Il est tueur professionnel. Il a l’habitude de trucider sur commande. N’importe qui. Sans poser de questions. Homme, femme, vieux, jeune, proche du client, inconnu...Rien ne l’arrête et le travail est fait, sans bavure. Mais un jour, on lui demande d’assassiner Adolf Hitler. Et du même coup, d’utiliser une machine à voyager dans le temps qui va le projeter en 1938, dans le salon du Fürher en devenir. Le voilà derrière le monstre. Il a le doigt sur la gachette mais...

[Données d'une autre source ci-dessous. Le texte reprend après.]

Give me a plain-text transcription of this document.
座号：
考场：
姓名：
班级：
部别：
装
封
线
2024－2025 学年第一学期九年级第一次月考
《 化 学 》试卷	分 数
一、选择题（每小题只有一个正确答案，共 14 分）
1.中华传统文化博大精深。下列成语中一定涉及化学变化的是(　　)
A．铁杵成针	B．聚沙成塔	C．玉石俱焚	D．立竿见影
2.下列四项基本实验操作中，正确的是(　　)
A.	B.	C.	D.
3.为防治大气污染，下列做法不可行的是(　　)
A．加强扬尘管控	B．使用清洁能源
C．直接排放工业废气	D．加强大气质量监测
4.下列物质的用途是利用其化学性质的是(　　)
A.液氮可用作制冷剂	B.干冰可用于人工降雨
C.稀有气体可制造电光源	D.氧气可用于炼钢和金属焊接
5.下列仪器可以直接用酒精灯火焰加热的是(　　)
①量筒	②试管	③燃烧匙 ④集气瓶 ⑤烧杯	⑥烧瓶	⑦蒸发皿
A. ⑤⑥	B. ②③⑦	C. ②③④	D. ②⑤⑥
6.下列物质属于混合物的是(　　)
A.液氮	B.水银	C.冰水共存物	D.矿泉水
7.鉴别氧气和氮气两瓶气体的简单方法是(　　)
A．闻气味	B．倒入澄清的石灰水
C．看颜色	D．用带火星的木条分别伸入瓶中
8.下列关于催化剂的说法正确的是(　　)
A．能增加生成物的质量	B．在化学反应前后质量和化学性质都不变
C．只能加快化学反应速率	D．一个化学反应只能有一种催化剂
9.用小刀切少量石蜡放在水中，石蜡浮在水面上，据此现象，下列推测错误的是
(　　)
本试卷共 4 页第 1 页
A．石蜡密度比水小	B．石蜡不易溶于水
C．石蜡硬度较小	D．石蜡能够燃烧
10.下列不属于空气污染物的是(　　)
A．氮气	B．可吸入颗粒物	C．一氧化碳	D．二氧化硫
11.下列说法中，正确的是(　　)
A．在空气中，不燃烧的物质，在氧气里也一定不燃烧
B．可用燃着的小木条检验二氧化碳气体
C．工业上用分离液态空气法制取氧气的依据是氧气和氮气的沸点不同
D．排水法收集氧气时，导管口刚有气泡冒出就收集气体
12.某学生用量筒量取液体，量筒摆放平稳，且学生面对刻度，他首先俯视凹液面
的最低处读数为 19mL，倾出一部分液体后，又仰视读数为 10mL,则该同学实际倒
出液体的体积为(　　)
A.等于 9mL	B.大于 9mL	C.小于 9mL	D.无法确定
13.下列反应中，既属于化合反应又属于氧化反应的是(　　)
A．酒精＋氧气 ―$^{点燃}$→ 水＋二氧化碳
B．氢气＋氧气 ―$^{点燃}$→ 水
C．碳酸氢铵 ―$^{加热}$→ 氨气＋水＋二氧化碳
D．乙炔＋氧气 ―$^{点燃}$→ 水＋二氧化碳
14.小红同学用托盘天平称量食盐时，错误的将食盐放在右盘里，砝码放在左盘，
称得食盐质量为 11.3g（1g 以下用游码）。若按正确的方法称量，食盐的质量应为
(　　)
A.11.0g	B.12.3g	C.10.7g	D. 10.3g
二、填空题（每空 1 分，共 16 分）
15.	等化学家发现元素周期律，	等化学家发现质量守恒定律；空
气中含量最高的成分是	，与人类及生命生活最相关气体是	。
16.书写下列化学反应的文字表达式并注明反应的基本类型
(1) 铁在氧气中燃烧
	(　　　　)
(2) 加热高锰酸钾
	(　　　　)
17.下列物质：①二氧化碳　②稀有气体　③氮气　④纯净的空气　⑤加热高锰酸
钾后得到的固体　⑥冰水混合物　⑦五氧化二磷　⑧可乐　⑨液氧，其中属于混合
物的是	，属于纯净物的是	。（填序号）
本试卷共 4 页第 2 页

Curieux objet que cet album de Jason. Totalement décalé, presque aérien dans son alignement de cases de même taille. Cette organisation tend à niveler l’ensemble du récit, à constamment figer la narration. Les actions, les émotions des personnages passent par un filtre apaisant. Jason a du style, et il ne ressemble à aucun autre.
Pour autant, son histoire demande beaucoup d’attention. À partir du moment où le tueur débarque dans les années 30, un certain nombre d’allers-retours se produit. On suit alors deux fils conducteurs : d’un côté "qu’est devenu Hitler, est-il mort ou pas ? S’il vit, où et comment ?" De l’autre, la relation sentimentale compliquée vécue par le héros, sachant que sa compagne va elle-même tester le voyage temporel.
Et c’est là que J’ai tué Adolf Hitler devient palpitant : décidé à accomplir sa mission jusqu’au bout, le tueur doit retrouver le chef nazi 50 ans plus tard, obliger de rejoindre par la même occasion un monde où il est devenu un vieillard. Le final, avec encore un saut dans le temps, conclut magistralement cette chasse à l’homme par machine temporelle interposée. Le tueur reçoit une aide providentielle, inespérée, geste magnifique de fidélité et de sens de l’engagement.
Cet album est une formidable petite histoire. Jason a réussi un polar décalé et humaniste qui pourra réconcilier amateurs de SF, de BD indépendante et de curiosités stylistiques.